I have found some info which may explain some of the glow plug problems we all seem to have experienced to some degree. I am not proclaiming any of what I am about to say as carved in stone fact, but I think it warrants closer scrutiny. I don't think the original glow plugs in these cars are simple dumb heaters like I was used to in GM's and others. My white (100k) car recently picked up a miss on cold starts that would clear up fairly soon after start. Dead glow plug - found one with no continuity. Need to find a replacement plug. Pretty sure my plugs are factory - they have the little datsun/nissan symbol stamped in them. I was leaning strongly toward NGK and couldn't figure out why they are three times the price - till I found this. http://www.ngk.de/Sheathed_type_glow_plugs.691.0.html I believe the original plugs are of this self regualating type. I pulled one the other plugs and powered it with twelve volts through an ammeter. Initialy the plug was pulling 4.5 amps and then this tapered to 3 and then 2 and then 1.5. The plug never really got too hot to touch - I don't consider this plug good either. Apparently the self regulating feature deteriorates with age. I've got 2 new NGK's on order (Y204RS) and I'll put one of them through the same test and see what happens.

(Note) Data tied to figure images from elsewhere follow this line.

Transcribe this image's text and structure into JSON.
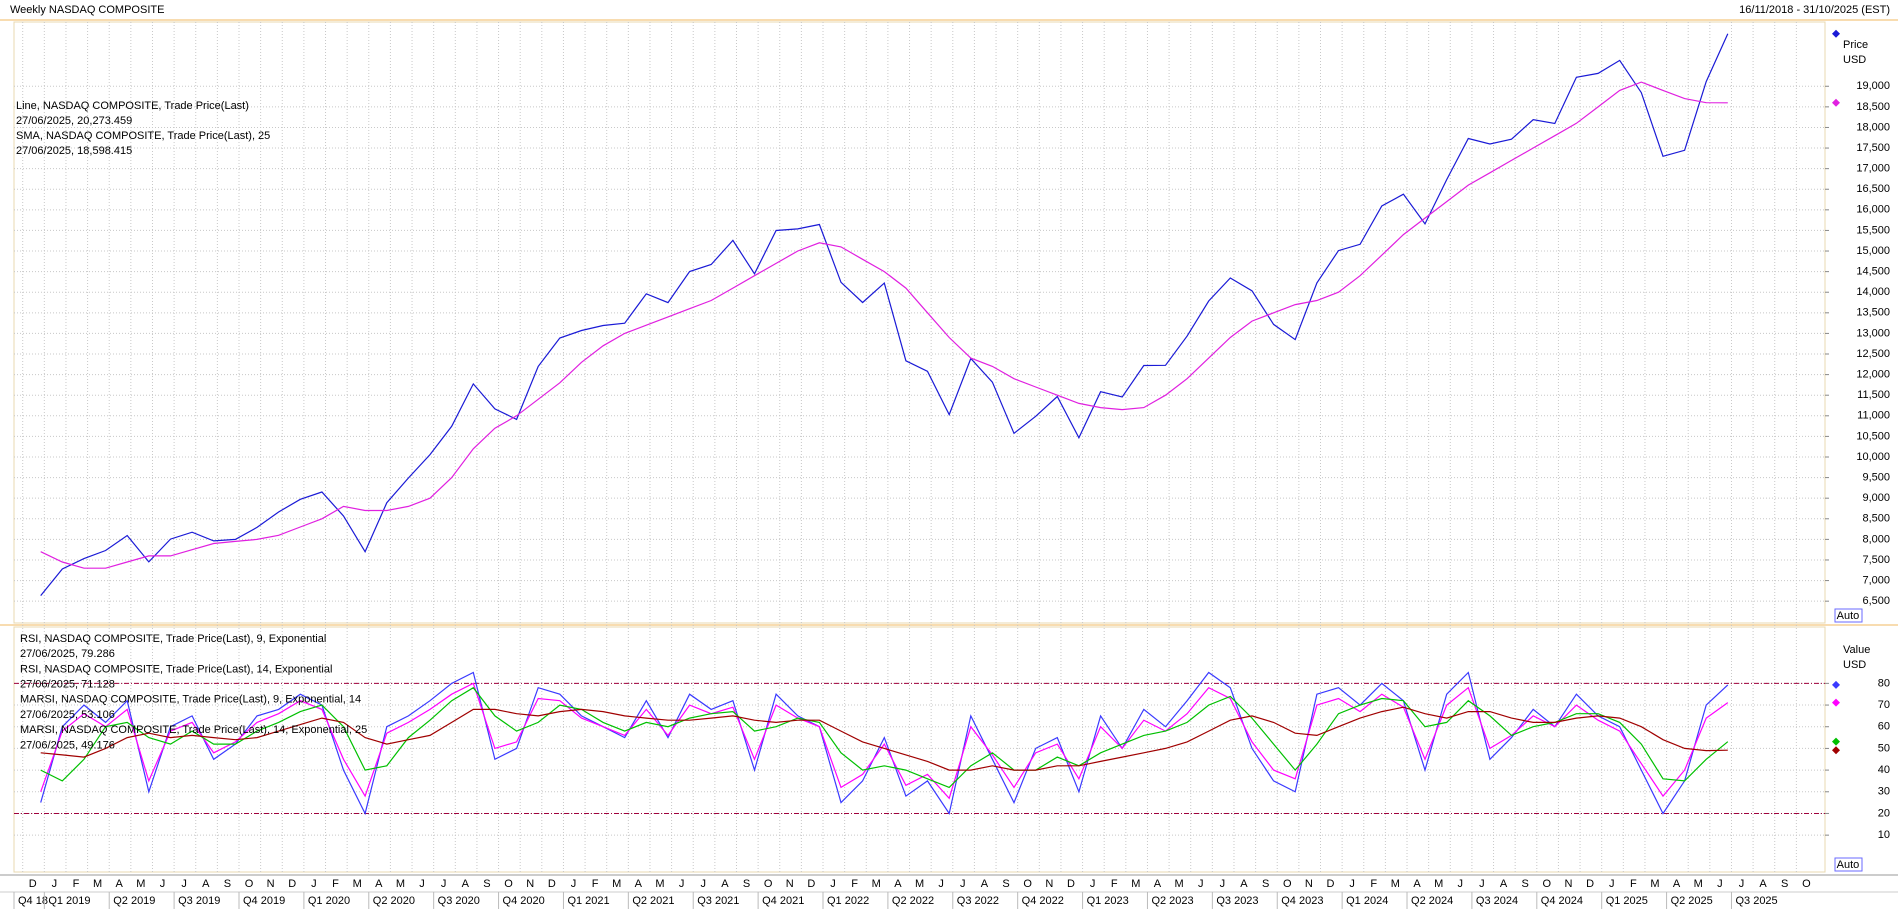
{
  "header": {
    "title": "Weekly NASDAQ COMPOSITE",
    "range": "16/11/2018 - 31/10/2025 (EST)"
  },
  "x_axis": {
    "months": [
      "D",
      "J",
      "F",
      "M",
      "A",
      "M",
      "J",
      "J",
      "A",
      "S",
      "O",
      "N",
      "D",
      "J",
      "F",
      "M",
      "A",
      "M",
      "J",
      "J",
      "A",
      "S",
      "O",
      "N",
      "D",
      "J",
      "F",
      "M",
      "A",
      "M",
      "J",
      "J",
      "A",
      "S",
      "O",
      "N",
      "D",
      "J",
      "F",
      "M",
      "A",
      "M",
      "J",
      "J",
      "A",
      "S",
      "O",
      "N",
      "D",
      "J",
      "F",
      "M",
      "A",
      "M",
      "J",
      "J",
      "A",
      "S",
      "O",
      "N",
      "D",
      "J",
      "F",
      "M",
      "A",
      "M",
      "J",
      "J",
      "A",
      "S",
      "O",
      "N",
      "D",
      "J",
      "F",
      "M",
      "A",
      "M",
      "J",
      "J",
      "A",
      "S",
      "O"
    ],
    "quarters": [
      "Q4 18",
      "Q1 2019",
      "Q2 2019",
      "Q3 2019",
      "Q4 2019",
      "Q1 2020",
      "Q2 2020",
      "Q3 2020",
      "Q4 2020",
      "Q1 2021",
      "Q2 2021",
      "Q3 2021",
      "Q4 2021",
      "Q1 2022",
      "Q2 2022",
      "Q3 2022",
      "Q4 2022",
      "Q1 2023",
      "Q2 2023",
      "Q3 2023",
      "Q4 2023",
      "Q1 2024",
      "Q2 2024",
      "Q3 2024",
      "Q4 2024",
      "Q1 2025",
      "Q2 2025",
      "Q3 2025"
    ]
  },
  "chart_data": [
    {
      "type": "line",
      "y_axis_title": "Price",
      "y_axis_unit": "USD",
      "scale_mode": "Auto",
      "x": [
        "2018-12",
        "2019-01",
        "2019-02",
        "2019-03",
        "2019-04",
        "2019-05",
        "2019-06",
        "2019-07",
        "2019-08",
        "2019-09",
        "2019-10",
        "2019-11",
        "2019-12",
        "2020-01",
        "2020-02",
        "2020-03",
        "2020-04",
        "2020-05",
        "2020-06",
        "2020-07",
        "2020-08",
        "2020-09",
        "2020-10",
        "2020-11",
        "2020-12",
        "2021-01",
        "2021-02",
        "2021-03",
        "2021-04",
        "2021-05",
        "2021-06",
        "2021-07",
        "2021-08",
        "2021-09",
        "2021-10",
        "2021-11",
        "2021-12",
        "2022-01",
        "2022-02",
        "2022-03",
        "2022-04",
        "2022-05",
        "2022-06",
        "2022-07",
        "2022-08",
        "2022-09",
        "2022-10",
        "2022-11",
        "2022-12",
        "2023-01",
        "2023-02",
        "2023-03",
        "2023-04",
        "2023-05",
        "2023-06",
        "2023-07",
        "2023-08",
        "2023-09",
        "2023-10",
        "2023-11",
        "2023-12",
        "2024-01",
        "2024-02",
        "2024-03",
        "2024-04",
        "2024-05",
        "2024-06",
        "2024-07",
        "2024-08",
        "2024-09",
        "2024-10",
        "2024-11",
        "2024-12",
        "2025-01",
        "2025-02",
        "2025-03",
        "2025-04",
        "2025-05",
        "2025-06"
      ],
      "ylim": [
        5970,
        20560
      ],
      "yticks": [
        {
          "value": 6500,
          "label": "6,500"
        },
        {
          "value": 7000,
          "label": "7,000"
        },
        {
          "value": 7500,
          "label": "7,500"
        },
        {
          "value": 8000,
          "label": "8,000"
        },
        {
          "value": 8500,
          "label": "8,500"
        },
        {
          "value": 9000,
          "label": "9,000"
        },
        {
          "value": 9500,
          "label": "9,500"
        },
        {
          "value": 10000,
          "label": "10,000"
        },
        {
          "value": 10500,
          "label": "10,500"
        },
        {
          "value": 11000,
          "label": "11,000"
        },
        {
          "value": 11500,
          "label": "11,500"
        },
        {
          "value": 12000,
          "label": "12,000"
        },
        {
          "value": 12500,
          "label": "12,500"
        },
        {
          "value": 13000,
          "label": "13,000"
        },
        {
          "value": 13500,
          "label": "13,500"
        },
        {
          "value": 14000,
          "label": "14,000"
        },
        {
          "value": 14500,
          "label": "14,500"
        },
        {
          "value": 15000,
          "label": "15,000"
        },
        {
          "value": 15500,
          "label": "15,500"
        },
        {
          "value": 16000,
          "label": "16,000"
        },
        {
          "value": 16500,
          "label": "16,500"
        },
        {
          "value": 17000,
          "label": "17,000"
        },
        {
          "value": 17500,
          "label": "17,500"
        },
        {
          "value": 18000,
          "label": "18,000"
        },
        {
          "value": 18500,
          "label": "18,500"
        },
        {
          "value": 19000,
          "label": "19,000"
        }
      ],
      "grid": true,
      "series": [
        {
          "name": "Line, NASDAQ COMPOSITE, Trade Price(Last)",
          "last_label": "27/06/2025, 20,273.459",
          "color": "#1a1ad6",
          "values": [
            6635,
            7282,
            7533,
            7729,
            8095,
            7453,
            8006,
            8175,
            7963,
            7999,
            8292,
            8665,
            8973,
            9151,
            8567,
            7700,
            8890,
            9490,
            10058,
            10745,
            11775,
            11168,
            10912,
            12199,
            12888,
            13070,
            13192,
            13247,
            13962,
            13749,
            14504,
            14673,
            15259,
            14448,
            15498,
            15538,
            15645,
            14240,
            13751,
            14221,
            12335,
            12081,
            11029,
            12391,
            11816,
            10576,
            10988,
            11468,
            10466,
            11585,
            11456,
            12222,
            12227,
            12935,
            13788,
            14346,
            14035,
            13219,
            12851,
            14226,
            15011,
            15164,
            16092,
            16379,
            15658,
            16735,
            17733,
            17599,
            17714,
            18189,
            18095,
            19218,
            19311,
            19627,
            18847,
            17299,
            17446,
            19114,
            20273.459
          ]
        },
        {
          "name": "SMA, NASDAQ COMPOSITE, Trade Price(Last),  25",
          "last_label": "27/06/2025, 18,598.415",
          "color": "#e020e0",
          "values": [
            7700,
            7450,
            7300,
            7300,
            7450,
            7600,
            7600,
            7750,
            7900,
            7950,
            8000,
            8100,
            8300,
            8500,
            8800,
            8700,
            8700,
            8800,
            9000,
            9500,
            10200,
            10700,
            11000,
            11400,
            11800,
            12300,
            12700,
            13000,
            13200,
            13400,
            13600,
            13800,
            14100,
            14400,
            14700,
            15000,
            15200,
            15100,
            14800,
            14500,
            14100,
            13500,
            12900,
            12400,
            12200,
            11900,
            11700,
            11500,
            11300,
            11200,
            11150,
            11200,
            11500,
            11900,
            12400,
            12900,
            13300,
            13500,
            13700,
            13800,
            14000,
            14400,
            14900,
            15400,
            15800,
            16200,
            16600,
            16900,
            17200,
            17500,
            17800,
            18100,
            18500,
            18900,
            19100,
            18900,
            18700,
            18600,
            18598.415
          ]
        }
      ]
    },
    {
      "type": "line",
      "y_axis_title": "Value",
      "y_axis_unit": "USD",
      "scale_mode": "Auto",
      "x": [
        "2018-12",
        "2019-01",
        "2019-02",
        "2019-03",
        "2019-04",
        "2019-05",
        "2019-06",
        "2019-07",
        "2019-08",
        "2019-09",
        "2019-10",
        "2019-11",
        "2019-12",
        "2020-01",
        "2020-02",
        "2020-03",
        "2020-04",
        "2020-05",
        "2020-06",
        "2020-07",
        "2020-08",
        "2020-09",
        "2020-10",
        "2020-11",
        "2020-12",
        "2021-01",
        "2021-02",
        "2021-03",
        "2021-04",
        "2021-05",
        "2021-06",
        "2021-07",
        "2021-08",
        "2021-09",
        "2021-10",
        "2021-11",
        "2021-12",
        "2022-01",
        "2022-02",
        "2022-03",
        "2022-04",
        "2022-05",
        "2022-06",
        "2022-07",
        "2022-08",
        "2022-09",
        "2022-10",
        "2022-11",
        "2022-12",
        "2023-01",
        "2023-02",
        "2023-03",
        "2023-04",
        "2023-05",
        "2023-06",
        "2023-07",
        "2023-08",
        "2023-09",
        "2023-10",
        "2023-11",
        "2023-12",
        "2024-01",
        "2024-02",
        "2024-03",
        "2024-04",
        "2024-05",
        "2024-06",
        "2024-07",
        "2024-08",
        "2024-09",
        "2024-10",
        "2024-11",
        "2024-12",
        "2025-01",
        "2025-02",
        "2025-03",
        "2025-04",
        "2025-05",
        "2025-06"
      ],
      "ylim": [
        -7,
        106
      ],
      "yticks": [
        10,
        20,
        30,
        40,
        50,
        60,
        70,
        80
      ],
      "grid": true,
      "reference_lines": {
        "values": [
          20,
          80
        ],
        "color": "#a0003c"
      },
      "series": [
        {
          "name": "RSI, NASDAQ COMPOSITE, Trade Price(Last),  9, Exponential",
          "last_label": "27/06/2025, 79.286",
          "color": "#3a3aff",
          "values": [
            25,
            60,
            70,
            62,
            72,
            30,
            60,
            65,
            45,
            52,
            65,
            68,
            75,
            70,
            40,
            20,
            60,
            65,
            72,
            80,
            85,
            45,
            50,
            78,
            75,
            65,
            60,
            55,
            72,
            55,
            75,
            68,
            72,
            40,
            75,
            65,
            60,
            25,
            35,
            55,
            28,
            35,
            20,
            65,
            45,
            25,
            50,
            55,
            30,
            65,
            50,
            68,
            60,
            72,
            85,
            78,
            50,
            35,
            30,
            75,
            78,
            70,
            80,
            72,
            40,
            75,
            85,
            45,
            55,
            68,
            60,
            75,
            65,
            60,
            40,
            20,
            35,
            70,
            79.286
          ]
        },
        {
          "name": "RSI, NASDAQ COMPOSITE, Trade Price(Last),  14, Exponential",
          "last_label": "27/06/2025, 71.128",
          "color": "#ff00ff",
          "values": [
            30,
            58,
            66,
            60,
            68,
            35,
            58,
            62,
            48,
            53,
            62,
            66,
            72,
            68,
            45,
            28,
            57,
            62,
            68,
            75,
            80,
            50,
            53,
            73,
            72,
            64,
            60,
            56,
            68,
            56,
            70,
            66,
            69,
            45,
            70,
            64,
            60,
            32,
            38,
            52,
            33,
            38,
            27,
            60,
            47,
            32,
            48,
            52,
            36,
            60,
            50,
            63,
            58,
            66,
            78,
            73,
            53,
            40,
            36,
            70,
            73,
            67,
            75,
            69,
            45,
            70,
            78,
            50,
            56,
            65,
            60,
            70,
            63,
            58,
            43,
            28,
            40,
            64,
            71.128
          ]
        },
        {
          "name": "MARSI, NASDAQ COMPOSITE, Trade Price(Last),  9, Exponential, 14",
          "last_label": "27/06/2025, 53.106",
          "color": "#00c000",
          "values": [
            40,
            35,
            45,
            60,
            62,
            55,
            52,
            58,
            52,
            52,
            58,
            62,
            67,
            70,
            60,
            40,
            42,
            55,
            63,
            72,
            78,
            65,
            58,
            62,
            70,
            68,
            62,
            58,
            62,
            60,
            64,
            66,
            67,
            58,
            60,
            64,
            62,
            48,
            40,
            42,
            40,
            36,
            32,
            42,
            48,
            40,
            40,
            46,
            42,
            48,
            52,
            56,
            58,
            62,
            70,
            74,
            64,
            52,
            40,
            52,
            66,
            70,
            73,
            72,
            60,
            62,
            72,
            65,
            56,
            60,
            62,
            66,
            66,
            62,
            52,
            36,
            35,
            45,
            53.106
          ]
        },
        {
          "name": "MARSI, NASDAQ COMPOSITE, Trade Price(Last),  14, Exponential, 25",
          "last_label": "27/06/2025, 49.176",
          "color": "#a00000",
          "values": [
            48,
            47,
            46,
            50,
            55,
            57,
            55,
            56,
            55,
            54,
            55,
            58,
            61,
            64,
            62,
            55,
            52,
            54,
            56,
            62,
            68,
            68,
            66,
            65,
            67,
            68,
            67,
            65,
            64,
            63,
            63,
            64,
            65,
            63,
            62,
            63,
            63,
            58,
            53,
            50,
            47,
            44,
            40,
            40,
            42,
            40,
            40,
            42,
            42,
            44,
            46,
            48,
            50,
            53,
            58,
            63,
            65,
            62,
            57,
            56,
            60,
            64,
            67,
            69,
            66,
            64,
            67,
            67,
            64,
            62,
            62,
            64,
            65,
            64,
            60,
            54,
            50,
            49,
            49.176
          ]
        }
      ]
    }
  ]
}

The good news is that these self regulating plugs should be hard to fry. The bad news is they seem to be about 30 bucks a pop. I wouldn't mind using a cheaper "dumb" plug, but I don't want to risk having to pull the head to get a bulged one out.
Matt B.

83 Maxima Sedan, LD28, 5 speed, white, 130k miles. My original Maxima.
83 Maxima Sedan converted from gasser, LD28, 5 speed, 2 tone blue, 230k miles
82 Maxima Sedan, LD28, 3 speed auto, 2 tone Gray/Silver, 140k miles
81 810 Sedan, LD28, 3 speed auto, rust, rust, and more rust!